Search code examples
python-3.xtensorflow2.xmobilenet

How can MobileNetV2 have the same number of parameters for different custom input shapes?


I'm following the tensorflow2 tutorial on fine-tunning and transfer learning using a MobileNetV2 as base architecture.

The first thing I noticed is that the biggest input shape available for pre-trained 'imagenet' weights is (224, 224, 3). I tried to use a custom shape (640, 640, 3) and as per the documentation, it gives a warning saying that the weights for the (224, 224, 3) shape were loaded.

So if I load a network like this:

import tensorflow as tf

tf.keras.backend.clear_session()
def create_model():
  base_model = tf.keras.applications.MobileNetV2(input_shape=(640,640,3),
                                include_top=False)
  x = base_model.output
  x = tf.keras.layers.GlobalAveragePooling2D()(x)
  x = tf.keras.layers.Dense((1), activation='sigmoid')(x)
  x = tf.keras.Model(inputs=base_model.inputs, outputs=x)
  x.compile(optimizer=tf.keras.optimizers.RMSprop(lr=0.0001),
                         loss='binary_crossentropy',
                         metrics=[tf.keras.metrics.BinaryAccuracy()])
  return x

tf_model = create_model()

It gives the warning:

WARNING:tensorflow:`input_shape` is undefined or non-square, or `rows` is not in [96, 128, 160, 192, 224]. Weights for input shape (224, 224) will be loaded as the default.

If I try to use an input shape like (224, 224, 3) then the warning vanishes, nevertheless, I tried to check the number of trainable parameters in both cases using

tf_model.summary()

and found out that the number of trainable parameters is the same

Total params: 2,259,265
Trainable params: 2,225,153
Non-trainable params: 34,112

even though the number size of the Convolutional filters changes accordingly to the custom input shape. So how can the number of parameters remain the same even when the Convolutional filters have bigger (spatial) sizes?


Solution

  • You're rights. The number of conv parameters only depends of the size of the kernel, the number of channels for a particular layer and the total number of layers.
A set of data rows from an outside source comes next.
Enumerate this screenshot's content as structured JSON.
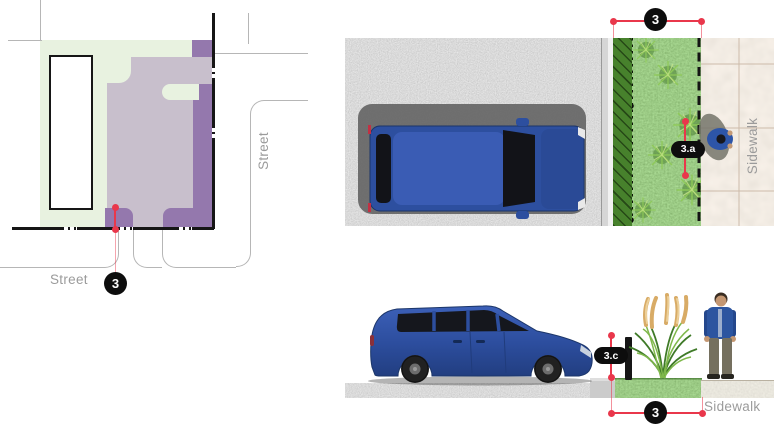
{
  "colors": {
    "dimension_red": "#e9374b",
    "badge_black": "#0d0d0d",
    "badge_text": "#ffffff",
    "label_gray": "#9b9b9b",
    "plan_mint_green": "#e8f2e0",
    "plan_lavender": "#c8bfcc",
    "plan_purple": "#9478ad",
    "street_line_black": "#161616",
    "curb_line_gray": "#b6b6b6",
    "grass_green": "#559b3a",
    "sidewalk_tan": "#e4d6c7",
    "concrete_gray": "#cfc8ba",
    "asphalt_gray": "#b5b5b5",
    "vehicle_blue": "#2d4f9f"
  },
  "site_plan": {
    "label_street_bottom": "Street",
    "label_street_right": "Street",
    "badge_setback": "3"
  },
  "plan_view": {
    "badge_width": "3",
    "badge_planting": "3.a",
    "label_sidewalk": "Sidewalk"
  },
  "elevation_view": {
    "badge_height": "3.c",
    "badge_width": "3",
    "label_sidewalk": "Sidewalk"
  }
}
    However, the problem when you change the input resolution (here 640x480x3) is that the final layer right before the fc layer won't have the same dimension than the network with 224x224x3. Thus, it's not compatible as is.

    Why?

    example with Input resolution 224x224x3 :

    1. 1st layer stride = 2 thus output of layer 1 is 112x112x32
    2. 2nd layer stride = 2 thus output of layer 2 is 56x56x16
    3. 3rd layer stride = 1 thus output of layer 3 is 56x56x32
    4. and so on...

    The stride affects the resolution of intermediate feature maps. Last layer would be bigger if you use a 640x480x3 input resolution so the FC layer is not compatible. You should transfer the convolutional weights learned from the vanilla model (with 224x224 resolution) to the new convnet compatible with 640x480x3 input data.